Ein Stück Himmel! Ja. Ein Stück Himmel ist auch auf den Gottesdienstblättern heute drauf. „Was, das ist doch der Richtsberg!“ werden jetzt vielleicht manche denken. Ja, das ist der Richtsberg. Und auch noch eine Ansicht, auf der man ganz besonders die Hochhäuser mit ihren vielen Wohnungen sieht. Und viele wissen oder können sich ausmalen, was da alles ist: Neben vielen netten Men-schen auch unglaublich anstrengende Leute. Leute, die mittags schon besoffen auf dem Marktplatz oder vor der Kirche sitzen. Jugendliche, die auch mal kriminelle
Sa-chen machen. Eltern, die ihre Kinder vernachlässigen oder schlagen. Alte Leute, die total allein sind. Ehepaare, die sich total verkracht haben. Und das soll der Himmel sein?

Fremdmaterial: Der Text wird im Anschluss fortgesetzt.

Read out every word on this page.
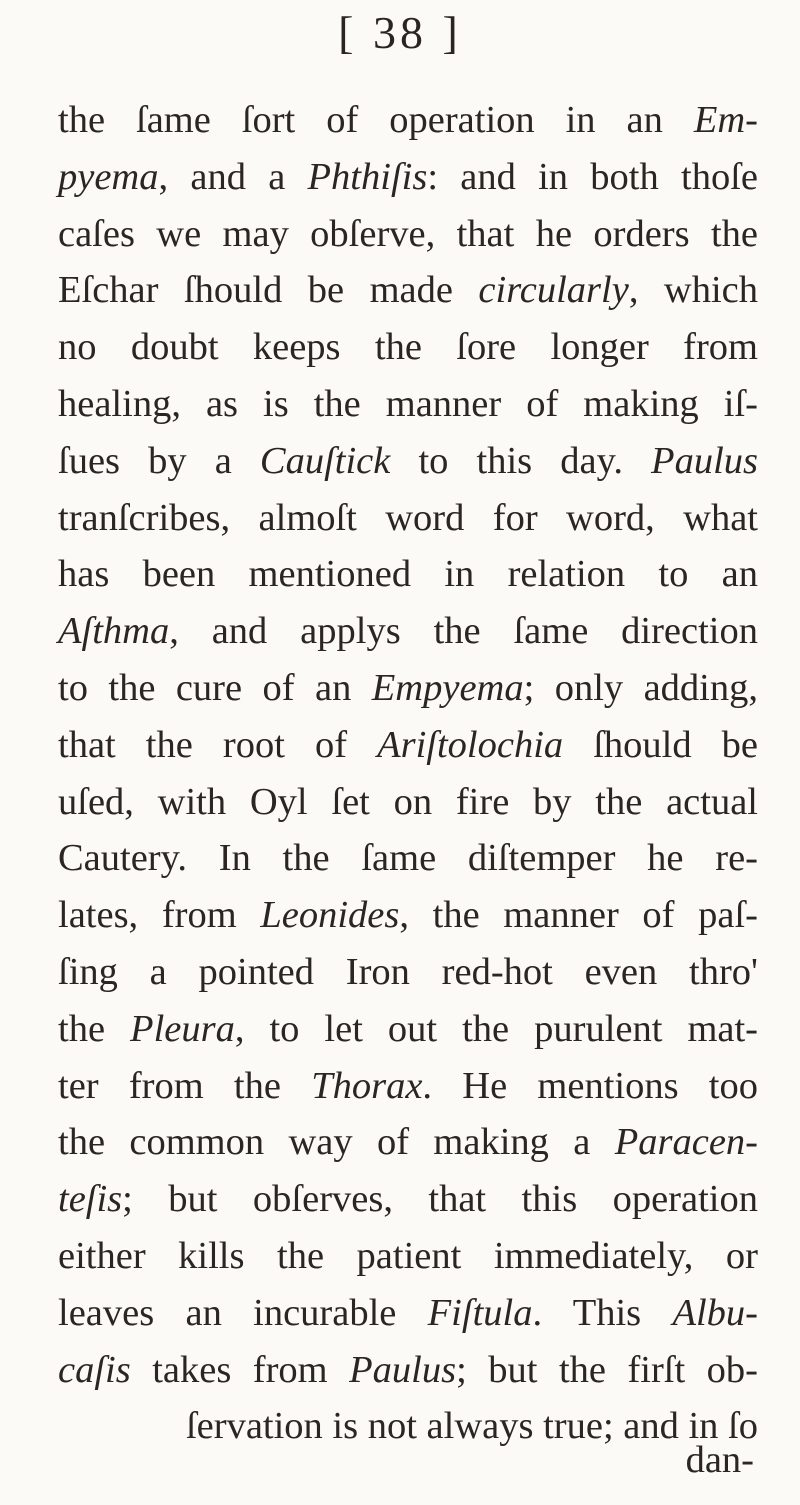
[ 38 ]
the ſame ſort of operation in an Em-
pyema, and a Phthiſis: and in both thoſe
caſes we may obſerve, that he orders the
Eſchar ſhould be made circularly, which
no doubt keeps the ſore longer from
healing, as is the manner of making iſ-
ſues by a Cauſtick to this day. Paulus
tranſcribes, almoſt word for word, what
has been mentioned in relation to an
Aſthma, and applys the ſame direction
to the cure of an Empyema; only adding,
that the root of Ariſtolochia ſhould be
uſed, with Oyl ſet on fire by the actual
Cautery. In the ſame diſtemper he re-
lates, from Leonides, the manner of paſ-
ſing a pointed Iron red-hot even thro'
the Pleura, to let out the purulent mat-
ter from the Thorax. He mentions too
the common way of making a Paracen-
teſis; but obſerves, that this operation
either kills the patient immediately, or
leaves an incurable Fiſtula. This Albu-
caſis takes from Paulus; but the firſt ob-
ſervation is not always true; and in ſo
dan-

Nein, das ist nicht der Himmel! Aber ein Stück vom Himmel. Und das nicht nur, weil eine himmlische Kon-fergruppe im letzten Jahr hier oben zu Hause war. Ich habe für heute ein paar Sätze von Jesus ausgesucht, die etwas vom Himmel erzählen. Vom Himmel als dem Ort, an dem Gott ist, an dem Leben endlich so ist, wie Gott es gewollt hat. „ Euer Herz erschrecke nicht! Glaubt an Gott und glaubt an mich! In meines Vaters Haus sind viele Wohnungen.“ Das sagt Jesus. Der Himmel ist für mich kein Ort, an den man kommt, wenn man gestorben ist und vorher brav war. Sondern der Himmel ist etwas, was in kleinen Stücken schon auf dieser Welt sein kann. Noch nicht perfekt, noch nicht 100%, aber so, dass ich schon merken kann, wie viel tolle Sachen Jesus für uns gemacht hat und noch macht und erst recht machen wird. Und da bin ich wieder am Richtsberg und bei den Konfis: Wenn Jesus sagt, dass im Haus Gottes viele Wohnungen sind, dann heißt das: jede und jeder hat seinen eigenen Platz bei Gott. Es gibt keinen riesigen Saal, in dem alle gleich sein müssen, Uniform tragen, damit man nicht auffällt, einen Platz, an dem nur die Masse zählt und dass man in der Masse nicht auffällt, sondern Jesus schenkt uns Raum zum Leben, Raum ein eigener Mensch zu sein. Was ich an euch als Konfergruppe richtig super fand, war, dass ihr niemanden ausgegrenzt habt. Klar, es gab Freundschaften, die schon vor Konfer da waren. Lara und Milena oder Carina und Viki oder Marc und Mika zum Beispiel. Es gab auch welche, die kannten vorher niemanden, wie Ela zum Beispiel, und die haben hier Freunde gefunden. Oder es gab, gerade bei den Jungs, ganz viele Supererfahrungen miteinander, ich sag da nur Egli! Es gab welche, die waren immer mittendrin und welche, die waren eher ruhiger. Aber egal, wo der Platz war: immer war klar: der oder die gehört dazu. Und auch dann, wenn manches am anderen so war, dass man selber es nicht verstanden hat oder es anders gemacht hätte. Für mich ein kleines Stück Himmel, so wie ich glaube, dass Jesus es gewollt hätte.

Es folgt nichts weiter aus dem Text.